64 無能
エクスカリバー……?
そう呟いた後、オメガアイとソラが真っ二つになった。
これがオスリーの加護。
「ソラ……ううぅ、そんなバカな……」
グウがソラの亡骸を見て悲痛な声を上げる……
魔力障壁を持ってるソラが今の攻撃でやられた。
ってことはあれは魔法?
いや、でも一緒に防御の高いオメガアイもやられてるんだぞ……
「ラピス、今のオスリーの攻撃は?」
「すごく珍しいのですが、あれは……無属性の攻撃です」
「無属性? 物理でも魔法でもないってこと?」
「天界でもそうそう見れない力です、この威力で使える人は初めて見ました……」
そんなすごい攻撃なのか……
防御や精神が高くても意味のない、食らったら誰でも一発で終わりの攻撃……
そんな話をしてる間にグウが身を引きずりながらソラの下までたどり着いていた。
「ずっと一緒だ……ソラ、寂しくないよ……」
グウだって、シロナから受けたダメージでもう長くないはず……
這いつくばってでもソラと一緒にいたかったんだ……
それを見ていたシロナがうなだれる。
「気にするな……あそこでシロナがグウを攻撃してくれなかったらこっちがやられてた」
仕方ない、それくらい強敵だった。
ラピスも複雑な表情で喋らなくなったグウを見つめる。
「こんな人でも命が燃え尽きる時まで声をかけたくなるほど大切なものがあったんですね……」
グウ・ソグォリア、こいつの本心はなんだったんだ……
オスリーのやっていることを快く思ってはいなかったみたいだ、それでも命令に従って最後の最後に牙を剥いた。
ある意味、アッシュ様に似た組織に逆らわない精神ってやつを持って行動していたのかな。

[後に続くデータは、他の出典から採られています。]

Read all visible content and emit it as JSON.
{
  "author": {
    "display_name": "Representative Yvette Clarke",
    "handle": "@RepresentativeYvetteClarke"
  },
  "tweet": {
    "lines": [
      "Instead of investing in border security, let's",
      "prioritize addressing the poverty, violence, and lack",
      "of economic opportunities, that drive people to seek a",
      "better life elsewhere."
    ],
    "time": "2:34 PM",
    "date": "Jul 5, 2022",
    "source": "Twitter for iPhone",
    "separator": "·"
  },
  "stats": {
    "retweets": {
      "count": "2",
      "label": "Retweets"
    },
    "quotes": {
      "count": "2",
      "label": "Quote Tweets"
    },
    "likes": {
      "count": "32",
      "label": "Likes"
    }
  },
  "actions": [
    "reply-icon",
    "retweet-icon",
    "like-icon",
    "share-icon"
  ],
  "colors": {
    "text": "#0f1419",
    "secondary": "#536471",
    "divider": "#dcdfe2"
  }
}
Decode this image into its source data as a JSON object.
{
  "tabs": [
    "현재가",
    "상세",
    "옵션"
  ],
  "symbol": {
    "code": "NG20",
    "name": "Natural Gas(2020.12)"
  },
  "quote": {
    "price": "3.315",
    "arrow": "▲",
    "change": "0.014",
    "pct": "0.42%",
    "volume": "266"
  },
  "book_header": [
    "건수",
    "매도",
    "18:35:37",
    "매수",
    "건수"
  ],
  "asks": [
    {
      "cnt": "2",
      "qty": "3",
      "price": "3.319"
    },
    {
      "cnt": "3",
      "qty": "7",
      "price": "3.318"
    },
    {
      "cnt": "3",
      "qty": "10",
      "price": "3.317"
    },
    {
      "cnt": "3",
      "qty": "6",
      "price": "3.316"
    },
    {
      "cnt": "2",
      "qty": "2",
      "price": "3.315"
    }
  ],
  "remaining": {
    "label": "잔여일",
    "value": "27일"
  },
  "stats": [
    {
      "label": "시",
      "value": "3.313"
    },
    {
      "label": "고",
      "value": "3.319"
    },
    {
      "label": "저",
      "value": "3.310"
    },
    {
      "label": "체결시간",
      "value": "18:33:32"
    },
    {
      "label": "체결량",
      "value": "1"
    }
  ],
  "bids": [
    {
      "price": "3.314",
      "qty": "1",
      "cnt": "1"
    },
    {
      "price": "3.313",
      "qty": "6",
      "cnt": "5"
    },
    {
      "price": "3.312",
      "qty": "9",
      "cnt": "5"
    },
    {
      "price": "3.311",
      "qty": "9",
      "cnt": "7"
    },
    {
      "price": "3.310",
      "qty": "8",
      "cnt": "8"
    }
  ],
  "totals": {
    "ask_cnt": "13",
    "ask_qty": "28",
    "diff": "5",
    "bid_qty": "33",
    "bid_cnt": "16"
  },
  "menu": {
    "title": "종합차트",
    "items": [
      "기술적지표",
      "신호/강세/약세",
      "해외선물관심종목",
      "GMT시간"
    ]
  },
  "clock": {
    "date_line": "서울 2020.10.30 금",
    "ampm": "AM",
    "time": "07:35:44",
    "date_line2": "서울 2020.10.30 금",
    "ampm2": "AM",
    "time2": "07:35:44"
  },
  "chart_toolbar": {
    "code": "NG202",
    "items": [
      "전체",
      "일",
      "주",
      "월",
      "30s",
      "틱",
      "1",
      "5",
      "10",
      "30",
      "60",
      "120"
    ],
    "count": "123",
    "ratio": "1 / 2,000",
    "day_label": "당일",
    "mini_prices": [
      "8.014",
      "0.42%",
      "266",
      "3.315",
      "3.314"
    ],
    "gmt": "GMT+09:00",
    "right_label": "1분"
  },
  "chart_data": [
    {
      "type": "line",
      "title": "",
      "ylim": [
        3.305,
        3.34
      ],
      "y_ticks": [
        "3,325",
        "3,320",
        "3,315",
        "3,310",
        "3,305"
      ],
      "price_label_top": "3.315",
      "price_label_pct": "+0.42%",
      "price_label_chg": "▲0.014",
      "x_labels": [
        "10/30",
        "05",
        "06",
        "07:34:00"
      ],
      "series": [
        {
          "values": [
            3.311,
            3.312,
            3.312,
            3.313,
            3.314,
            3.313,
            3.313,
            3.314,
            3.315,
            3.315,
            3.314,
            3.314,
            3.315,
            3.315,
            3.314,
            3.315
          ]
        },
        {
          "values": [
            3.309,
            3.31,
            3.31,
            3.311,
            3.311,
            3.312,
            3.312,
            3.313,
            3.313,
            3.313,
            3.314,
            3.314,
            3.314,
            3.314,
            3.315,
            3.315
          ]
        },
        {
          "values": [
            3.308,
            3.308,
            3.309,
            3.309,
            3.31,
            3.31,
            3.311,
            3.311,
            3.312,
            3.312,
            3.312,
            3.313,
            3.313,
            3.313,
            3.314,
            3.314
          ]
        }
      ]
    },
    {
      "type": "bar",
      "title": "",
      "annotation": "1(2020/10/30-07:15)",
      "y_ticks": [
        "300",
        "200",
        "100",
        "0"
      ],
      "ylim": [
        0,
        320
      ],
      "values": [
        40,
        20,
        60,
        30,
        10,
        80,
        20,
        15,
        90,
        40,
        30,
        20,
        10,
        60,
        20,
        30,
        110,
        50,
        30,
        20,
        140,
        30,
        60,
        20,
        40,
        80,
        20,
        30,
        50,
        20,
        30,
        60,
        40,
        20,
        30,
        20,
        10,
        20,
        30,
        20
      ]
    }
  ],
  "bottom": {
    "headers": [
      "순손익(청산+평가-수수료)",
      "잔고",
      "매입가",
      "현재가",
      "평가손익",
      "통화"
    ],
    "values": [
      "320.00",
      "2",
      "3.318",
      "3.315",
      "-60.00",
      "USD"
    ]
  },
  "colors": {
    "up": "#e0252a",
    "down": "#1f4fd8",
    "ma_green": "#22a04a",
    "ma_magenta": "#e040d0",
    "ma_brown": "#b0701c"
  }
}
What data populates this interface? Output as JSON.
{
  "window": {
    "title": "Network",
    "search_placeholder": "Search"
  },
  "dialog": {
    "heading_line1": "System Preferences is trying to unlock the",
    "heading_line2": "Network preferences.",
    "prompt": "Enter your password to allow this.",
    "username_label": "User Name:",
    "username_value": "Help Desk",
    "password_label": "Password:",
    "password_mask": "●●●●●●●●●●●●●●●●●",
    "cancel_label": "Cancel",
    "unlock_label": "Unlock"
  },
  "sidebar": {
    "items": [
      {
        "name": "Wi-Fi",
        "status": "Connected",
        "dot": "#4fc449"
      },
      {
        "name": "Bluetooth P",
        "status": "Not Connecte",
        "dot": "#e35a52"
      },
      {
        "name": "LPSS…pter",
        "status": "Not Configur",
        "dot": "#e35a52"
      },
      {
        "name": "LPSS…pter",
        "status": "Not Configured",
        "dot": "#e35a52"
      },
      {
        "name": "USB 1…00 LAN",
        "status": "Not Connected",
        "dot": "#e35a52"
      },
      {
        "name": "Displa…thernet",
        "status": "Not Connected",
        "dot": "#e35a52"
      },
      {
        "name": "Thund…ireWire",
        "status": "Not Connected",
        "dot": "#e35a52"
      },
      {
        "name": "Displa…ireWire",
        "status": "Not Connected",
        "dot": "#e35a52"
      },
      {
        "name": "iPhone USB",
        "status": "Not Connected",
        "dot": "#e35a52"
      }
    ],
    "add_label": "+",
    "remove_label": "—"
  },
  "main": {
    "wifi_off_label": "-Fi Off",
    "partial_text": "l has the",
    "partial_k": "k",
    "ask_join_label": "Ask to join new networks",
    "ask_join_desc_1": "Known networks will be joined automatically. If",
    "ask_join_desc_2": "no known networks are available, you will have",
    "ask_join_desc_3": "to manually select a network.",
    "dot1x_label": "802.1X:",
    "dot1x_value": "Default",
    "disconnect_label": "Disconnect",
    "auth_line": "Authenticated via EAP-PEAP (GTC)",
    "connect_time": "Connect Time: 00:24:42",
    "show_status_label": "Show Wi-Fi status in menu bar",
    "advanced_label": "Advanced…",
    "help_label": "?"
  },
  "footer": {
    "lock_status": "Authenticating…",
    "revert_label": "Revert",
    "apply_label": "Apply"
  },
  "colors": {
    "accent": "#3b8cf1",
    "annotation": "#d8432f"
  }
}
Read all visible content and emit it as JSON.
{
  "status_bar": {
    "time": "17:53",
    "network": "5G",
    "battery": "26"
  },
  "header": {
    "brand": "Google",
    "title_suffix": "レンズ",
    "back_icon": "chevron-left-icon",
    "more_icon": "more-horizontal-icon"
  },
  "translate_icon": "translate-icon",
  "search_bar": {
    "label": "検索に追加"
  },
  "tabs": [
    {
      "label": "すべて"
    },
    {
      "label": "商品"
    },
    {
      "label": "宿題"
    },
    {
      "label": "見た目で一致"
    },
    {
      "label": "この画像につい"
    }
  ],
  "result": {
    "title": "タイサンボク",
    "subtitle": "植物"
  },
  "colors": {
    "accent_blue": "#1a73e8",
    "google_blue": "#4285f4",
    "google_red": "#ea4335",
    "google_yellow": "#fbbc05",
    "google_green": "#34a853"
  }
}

トカッツさんのいう騎士の魂ってやつからは遠いのかもしれないらけど、グウは今の騎士団を一番現している奴だったのかもしれない……
それくらい、今の騎士団は歪んでる……
オスリーはいつのまにか姿が見えなくなっていた。
あいつを倒さないと騎士団は変われない……
本当ならこんなときこそクーガの誇る、4つの門が立ち上がるべきなのに……
「アッシュ様……なんで死んじゃうんだよ……」
やっぱりあの人は必要だった……
みんなわかってるんだろ?
騎士で保ってるこの国の騎士が殺し合いなんてしていたら国が終わってしまうんだぞ!
「私は信じてます……あの人はきっと……」
ラピス……
信じるって何を……?
◆
巨大王国クーガは混沌に満ちていた。
追放された神の力により、選ばれなかった騎士達が城へ押し掛け、トアテラと争い合っている。
城内に設置された塔の上層部からも争いで生じる、悲鳴や怒号、剣と剣のぶつかる音などが漏れていた。
争いの首班となったオスリー・フ・キルフィはその音に耳を傾け、ゆったりと目を閉じている。
狙い通り神はやってきた。
それだけで式典を強行した価値はあったとオスリーはほくそ笑む。
『聖剣エクスカリバー』
強力な無属性攻撃を加護に持つオスリーは、常に余裕があった。
それは自身の持つ能力の強力さだけでなく、自分に対する自信によるものでる。
大抵の事態はオスリーの考えた数百パターンの想定の範疇であるため取り乱すことはない。
万が一想定を超える事態が起きたとしても、最終的には無敵の加護でねじ伏せることもできる。
圧倒的な二枚看板を持ち、オスリーは自身の力と知能に自惚れていた。
「神でさえあの程度……」
人間に対等と思えるものなど見つからないと考えるオスリーは話し相手を神に求めていた。
しかし、現れた神『セレス』は力こそ計り知れないが、求めているような知性には程遠く話も通じず話途中で拗れてしまう。
渡すはずだった神授花の束をオスリーは握り潰した。
「所詮花ごときに現を抜かす幼稚な存在、神すら無能……」
ー無能ー
サレムに使われていた別称であるが、オスリーにとっては自分以外のすべての存在が『無能』そのものとして写っていた。
すべてが管理に値しない存在。
多少有能な加護を持つ者達を集めたところでこのような争いひとつ沈められない愚図ばかり……
神遣騎士などと発足はしてみたものの所詮はままごとだった。
自分の加護を冠して騎士達を『聖剣騎士』などと言ってはみたが意図した成果をあげられるものなどいなかった。
自分のことを理解できる者など最早いないと理解するほうが楽なのだろう。
期待するから裏切られる。
信頼など力を持つ者に取って最も意味のないもの。
オスリーは決めていた。
生物のピラミッドの頂点に自分が立つと。
向かってくる者には裁きを与える。
言わば自分が『神』。
暗い部屋の中、オスリーは一人微笑んでいた。